To me she said “Nope, I’m Kathy.”
“Who’s Amy then?”
“Amy is the owner’s six year old daughter.”
They laughed together. Standing beside each other, the two women looked alike, right down to their teeth and eyebrows.
“Are you sisters?”
“Cousins. We get that all the time.”
“I see you got a map book there. Where you headed?” Kathy said.
“I’m taking the long way to Florida.”
“I’ll say. Where you going today?”
“I’m trying to get to Elkins. I was going to drive on 250 but decided against it. There’s another road that would take me there, Route 20. How’s that road?”
They looked at each other and laughed big, their eyes nearly disappearing into their faces. Katelyn finally answered.
“It’s no better than 250 honey. I used to take both them roads to Fairmont when I was takin’ classes down there. Even in good weather they’re hard to drive.”
Kathy chimed in. “Them roads is just one kiss ass turn after another.”
“Kiss ass turns?”
Katelyn, standing behind the bar, grabbed an imaginary steering wheel in front of her. She twisted the wheel far right, threw her butt and head in the same direction, and gave a little air kiss. She repeated the same move on her left, then flashed a big smile and said:
“That honey is a kiss ass turn.”
The cousins cackled with laughter. I laughed too. Three of us in a bar in a snowstorm enjoying the naming a new American concept. New to me at least. Kiss ass turns. You learn something every day.

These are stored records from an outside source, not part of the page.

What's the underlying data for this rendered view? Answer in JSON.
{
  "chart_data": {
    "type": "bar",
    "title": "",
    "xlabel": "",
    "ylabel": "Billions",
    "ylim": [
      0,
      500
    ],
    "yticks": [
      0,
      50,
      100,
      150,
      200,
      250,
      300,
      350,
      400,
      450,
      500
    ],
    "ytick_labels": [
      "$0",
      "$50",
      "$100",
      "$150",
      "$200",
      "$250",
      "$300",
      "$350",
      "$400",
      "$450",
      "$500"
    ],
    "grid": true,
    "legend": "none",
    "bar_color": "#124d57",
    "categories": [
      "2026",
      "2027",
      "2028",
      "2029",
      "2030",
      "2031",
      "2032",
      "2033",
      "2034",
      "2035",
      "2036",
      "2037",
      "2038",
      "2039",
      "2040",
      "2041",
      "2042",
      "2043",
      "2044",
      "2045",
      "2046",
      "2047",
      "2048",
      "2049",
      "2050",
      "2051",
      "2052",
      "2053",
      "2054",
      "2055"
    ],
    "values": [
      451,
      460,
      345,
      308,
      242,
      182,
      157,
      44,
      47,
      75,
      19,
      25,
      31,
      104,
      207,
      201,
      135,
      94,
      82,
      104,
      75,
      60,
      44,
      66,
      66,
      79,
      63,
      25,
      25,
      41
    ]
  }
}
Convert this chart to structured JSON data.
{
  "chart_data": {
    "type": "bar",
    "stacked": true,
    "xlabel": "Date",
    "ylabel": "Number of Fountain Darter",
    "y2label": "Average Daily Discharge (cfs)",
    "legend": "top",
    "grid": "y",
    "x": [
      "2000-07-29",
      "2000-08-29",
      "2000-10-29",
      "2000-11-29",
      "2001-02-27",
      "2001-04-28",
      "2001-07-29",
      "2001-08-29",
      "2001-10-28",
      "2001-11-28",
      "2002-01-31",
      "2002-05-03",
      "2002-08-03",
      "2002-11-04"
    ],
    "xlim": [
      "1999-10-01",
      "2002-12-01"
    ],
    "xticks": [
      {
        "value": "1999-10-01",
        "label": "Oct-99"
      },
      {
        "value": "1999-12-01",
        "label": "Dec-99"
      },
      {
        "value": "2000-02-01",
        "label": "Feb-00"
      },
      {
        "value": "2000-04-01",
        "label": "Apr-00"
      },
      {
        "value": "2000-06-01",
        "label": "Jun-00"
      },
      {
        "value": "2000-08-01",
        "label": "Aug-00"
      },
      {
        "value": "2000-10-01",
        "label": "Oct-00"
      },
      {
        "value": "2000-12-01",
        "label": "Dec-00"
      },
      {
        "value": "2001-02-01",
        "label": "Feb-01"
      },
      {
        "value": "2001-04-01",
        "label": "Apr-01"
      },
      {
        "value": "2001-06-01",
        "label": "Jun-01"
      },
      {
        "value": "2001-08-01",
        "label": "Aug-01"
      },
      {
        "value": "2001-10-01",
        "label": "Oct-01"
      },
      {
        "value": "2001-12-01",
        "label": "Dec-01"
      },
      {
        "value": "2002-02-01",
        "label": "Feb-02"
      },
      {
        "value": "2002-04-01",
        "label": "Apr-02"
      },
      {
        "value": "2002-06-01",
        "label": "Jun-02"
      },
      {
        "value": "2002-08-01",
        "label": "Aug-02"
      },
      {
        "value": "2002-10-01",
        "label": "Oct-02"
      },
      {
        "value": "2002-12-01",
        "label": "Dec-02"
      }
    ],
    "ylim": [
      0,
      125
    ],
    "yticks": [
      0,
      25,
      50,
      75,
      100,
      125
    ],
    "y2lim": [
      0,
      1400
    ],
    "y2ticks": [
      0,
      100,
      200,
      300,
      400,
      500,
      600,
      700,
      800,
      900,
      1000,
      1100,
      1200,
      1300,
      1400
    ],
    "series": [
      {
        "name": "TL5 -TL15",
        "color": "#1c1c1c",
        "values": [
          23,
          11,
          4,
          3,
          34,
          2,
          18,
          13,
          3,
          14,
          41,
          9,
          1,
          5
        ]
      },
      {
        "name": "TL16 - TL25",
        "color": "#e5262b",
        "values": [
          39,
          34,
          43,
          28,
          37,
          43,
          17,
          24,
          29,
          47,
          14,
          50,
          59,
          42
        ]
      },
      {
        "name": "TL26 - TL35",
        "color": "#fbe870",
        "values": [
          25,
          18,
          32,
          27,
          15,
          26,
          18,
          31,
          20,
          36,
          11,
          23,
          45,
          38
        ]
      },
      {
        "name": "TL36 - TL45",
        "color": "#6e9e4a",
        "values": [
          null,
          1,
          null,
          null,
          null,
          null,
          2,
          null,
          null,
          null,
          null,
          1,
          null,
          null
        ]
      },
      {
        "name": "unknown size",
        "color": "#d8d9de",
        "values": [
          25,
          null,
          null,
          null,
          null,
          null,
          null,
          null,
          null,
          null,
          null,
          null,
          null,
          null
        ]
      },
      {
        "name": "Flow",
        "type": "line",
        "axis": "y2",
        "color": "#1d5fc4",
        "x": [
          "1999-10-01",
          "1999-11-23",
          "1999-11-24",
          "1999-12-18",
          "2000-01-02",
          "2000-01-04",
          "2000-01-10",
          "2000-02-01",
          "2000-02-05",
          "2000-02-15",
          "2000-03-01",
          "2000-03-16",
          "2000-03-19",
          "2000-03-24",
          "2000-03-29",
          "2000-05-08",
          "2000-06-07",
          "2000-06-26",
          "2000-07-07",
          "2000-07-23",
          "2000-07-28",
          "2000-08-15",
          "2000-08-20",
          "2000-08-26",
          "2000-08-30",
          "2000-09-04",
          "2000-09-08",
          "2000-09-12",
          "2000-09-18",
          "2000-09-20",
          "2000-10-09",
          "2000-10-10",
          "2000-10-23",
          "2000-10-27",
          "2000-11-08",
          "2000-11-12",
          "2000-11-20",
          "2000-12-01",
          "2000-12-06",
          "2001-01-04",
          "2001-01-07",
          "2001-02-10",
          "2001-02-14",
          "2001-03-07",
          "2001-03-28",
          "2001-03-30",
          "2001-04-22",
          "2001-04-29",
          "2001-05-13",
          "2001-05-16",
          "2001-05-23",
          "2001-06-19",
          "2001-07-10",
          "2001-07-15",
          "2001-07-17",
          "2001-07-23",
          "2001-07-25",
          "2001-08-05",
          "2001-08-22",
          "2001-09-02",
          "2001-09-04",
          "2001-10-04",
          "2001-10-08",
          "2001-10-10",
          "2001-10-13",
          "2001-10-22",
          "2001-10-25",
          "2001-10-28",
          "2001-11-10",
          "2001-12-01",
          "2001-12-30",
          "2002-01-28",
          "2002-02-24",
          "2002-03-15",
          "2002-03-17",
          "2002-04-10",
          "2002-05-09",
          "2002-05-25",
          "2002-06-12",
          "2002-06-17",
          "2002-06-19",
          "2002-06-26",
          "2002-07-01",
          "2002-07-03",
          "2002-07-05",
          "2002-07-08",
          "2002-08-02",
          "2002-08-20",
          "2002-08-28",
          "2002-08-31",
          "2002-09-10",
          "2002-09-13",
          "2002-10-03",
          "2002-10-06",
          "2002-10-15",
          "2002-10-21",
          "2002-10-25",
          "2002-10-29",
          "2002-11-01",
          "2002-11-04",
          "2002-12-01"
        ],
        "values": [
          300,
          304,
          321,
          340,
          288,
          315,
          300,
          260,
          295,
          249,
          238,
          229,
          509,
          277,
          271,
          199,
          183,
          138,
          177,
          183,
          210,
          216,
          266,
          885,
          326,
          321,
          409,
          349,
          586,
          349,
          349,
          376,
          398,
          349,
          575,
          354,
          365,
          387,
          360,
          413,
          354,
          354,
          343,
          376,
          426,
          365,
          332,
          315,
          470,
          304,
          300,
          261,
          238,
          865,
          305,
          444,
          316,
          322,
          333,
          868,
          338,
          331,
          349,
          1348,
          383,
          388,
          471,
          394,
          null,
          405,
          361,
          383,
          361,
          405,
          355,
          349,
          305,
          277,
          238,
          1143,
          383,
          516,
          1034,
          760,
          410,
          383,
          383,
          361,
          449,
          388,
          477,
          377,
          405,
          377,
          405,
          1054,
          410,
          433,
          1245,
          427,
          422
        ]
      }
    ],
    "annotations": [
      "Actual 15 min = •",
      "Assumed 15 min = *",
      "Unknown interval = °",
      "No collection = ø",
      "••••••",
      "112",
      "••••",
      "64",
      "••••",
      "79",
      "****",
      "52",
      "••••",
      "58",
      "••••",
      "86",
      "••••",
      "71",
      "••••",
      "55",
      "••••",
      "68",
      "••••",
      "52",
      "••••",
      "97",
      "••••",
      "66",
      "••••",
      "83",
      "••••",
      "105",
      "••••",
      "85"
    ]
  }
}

“That Route 20 is awful. For starters you lose cell phone service as soon as you get on it. And they don’t plow it. Don’t take care of it hardly at all.”
“Doesn’t anybody live out there?”
“Oh hell yeah. But they aren’t going anywhere. They come into town as little as possible. They like it out there. And if you go in the ditch and get help from them you might get more than your bargain for, if you know what I mean.”
The door opened and a man covered with snow walked in. He took off his WVU Volunteers stocking hat, his gray hair wild and sticking up, and slapped it on his knee. Snow flew.
“Damn girls, its winter out there.”
Katelyn mixed him a Captain and coke without him asking. He ignored me.
Katelyn mixed him a Captain and coke without him asking. He ignored me.
“What happened after I left last night?”
His eyes darted between the two women. It must have been quite a night. Kathy answered.
“Well we wouldn’t let Darryl drive home. Had to call him a cab. He was pissed off but oh well. Place finally cleared out but not till almost three.”
“Jesus Christ, was Darryl was on a bender or what?” the man said.
“He’d been up for 72 hours,” Kathy added.
Katelyn came down and took my empty dishes.
“So it sound like it would be smarter going down to Parkersburg on 2 and take 50 West to Clarksburg.”
"Yeah that’s the only way today. There’s a good road to Weston too. You can get to Elkins easy from there.”